Después de esa experiencia en Perú, Miquel volvió a Burundi. Y cuando tuvo que salir de nuevo de Burundi a causa de la guerra, se fue a un campo de refugiados de Tanzania. Una vez, mi padre y yo y el doctor José Francisco Forteza lo acompañamos al aeropuerto de Palma. Miquel se llevaba unos quince mil euros ocultos bajo la ropa para que no se lo robaran los aduaneros africanos. Acababa de sufrir un infarto, pero nada más curarse se empeñó en volver a África y destinar todo aquel dinero a los refugiados. Después tuvo que volver al Perú. Esta vez le tocó ser capellán de la cárcel de máxima seguridad de Lurigancho, en Lima, que es una de las más peligrosas del mundo. Había una zona del penal, conocida como Las Malvinas, en la que ningún policía ni funcionario había entrado desde hacía siglos, pero él podía pasearse tan tranquilo por allí sin que nadie le tocara un pelo. Como siempre, Miquel se hizo querer. Los presos le llamaban "el padre Miguelito", y en Lima se le conocía como "el papá de los presos". Una vez, Miquel me contó la historia del burrito Vergara, que no tenía expediente carcelario y por tanto no "existía" como preso, así que los demás presos le atribuían todos los crímenes y delitos de la cárcel.
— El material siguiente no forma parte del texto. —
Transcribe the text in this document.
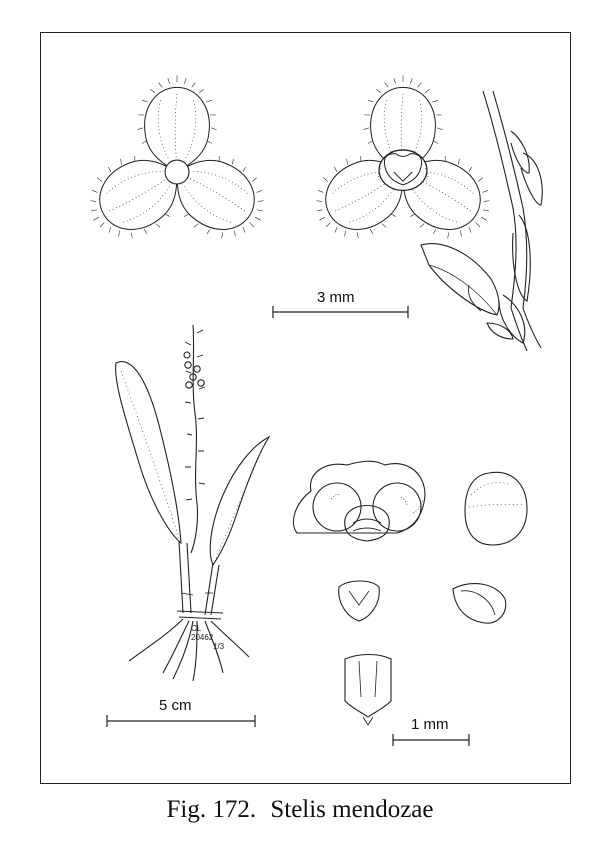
CL
20462
1/3
3 mm
5 cm
1 mm
Fig. 172. Stelis mendozae
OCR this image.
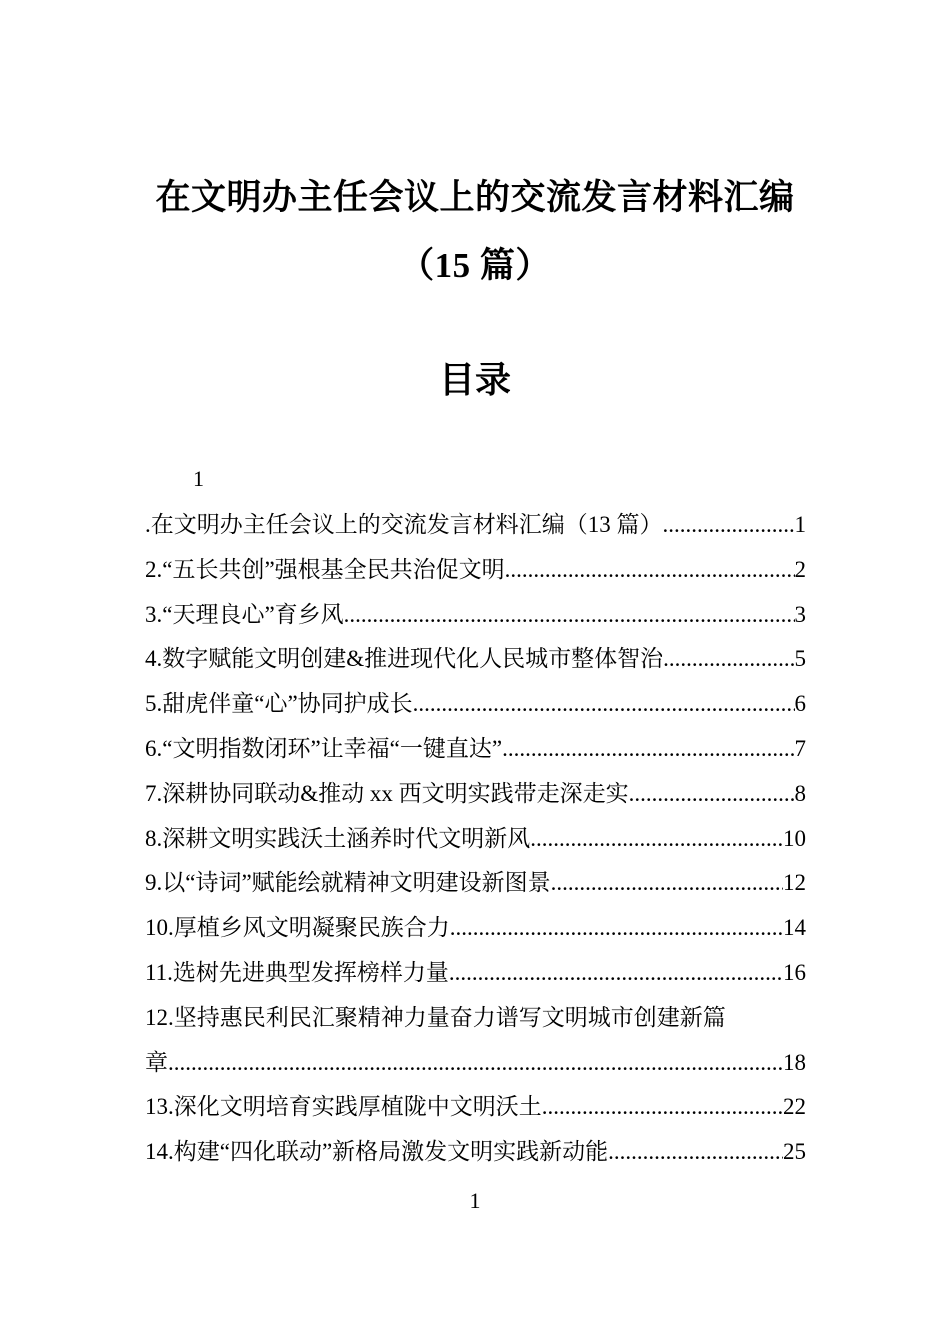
在文明办主任会议上的交流发言材料汇编
（15 篇）
目录
1
.在文明办主任会议上的交流发言材料汇编（13 篇） .....	1
2.“五长共创”强根基全民共治促文明 .....	2
3.“天理良心”育乡风 .....	3
4.数字赋能文明创建&推进现代化人民城市整体智治 .....	5
5.甜虎伴童“心”协同护成长 .....	6
6.“文明指数闭环”让幸福“一键直达” .....	7
7.深耕协同联动&推动 xx 西文明实践带走深走实 .....	8
8.深耕文明实践沃土涵养时代文明新风 .....	10
9.以“诗词”赋能绘就精神文明建设新图景 .....	12
10.厚植乡风文明凝聚民族合力 .....	14
11.选树先进典型发挥榜样力量 .....	16
12.坚持惠民利民汇聚精神力量奋力谱写文明城市创建新篇
章 .....	18
13.深化文明培育实践厚植陇中文明沃土 .....	22
14.构建“四化联动”新格局激发文明实践新动能 .....	25
1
El burrito Vergara enfermó de sida y estuvo a punto de morir en el penal, pero Miquel logró sacarlo de la cárcel, y cuando me lo contaba, noté que su rostro se emocionaba porque aquellos presos de los que nadie se acordaba lo significaban todo para él.

No hace muchos años, Miquel Parets logró sofocar un motín de presos en Lurigancho. Como capellán de la cárcel, tenía el rango honorífico de comandante del ejército. El día del motín, cuando un contingente de soldados al mando de un capitán iba a asaltar la prisión, Miquel hizo valer su condición de superior "Soy su comandante, cuádrese ante mí" y entró en la cárcel en son de paz. No sé cómo, ejerciendo sus dotes de persuasión y sorprendiendo a todo el mundo por su incomprensible valor, él solo logró poner fin al motín. ¿Cómo lo hizo? Imposible saberlo.

Miquel Parets murió el 30 de mayo pasado en Lima. Tenía 84 años. En esta época de Youtubers e instagrammers e influencers aunque no se lo crean, existen todos estos oficios de papanatas, era bueno saber que Miquel Parets, el misionero de Santa Maria del Camí, vivía en este mundo. Y el mundo es mucho más pobre desde que él no está aquí.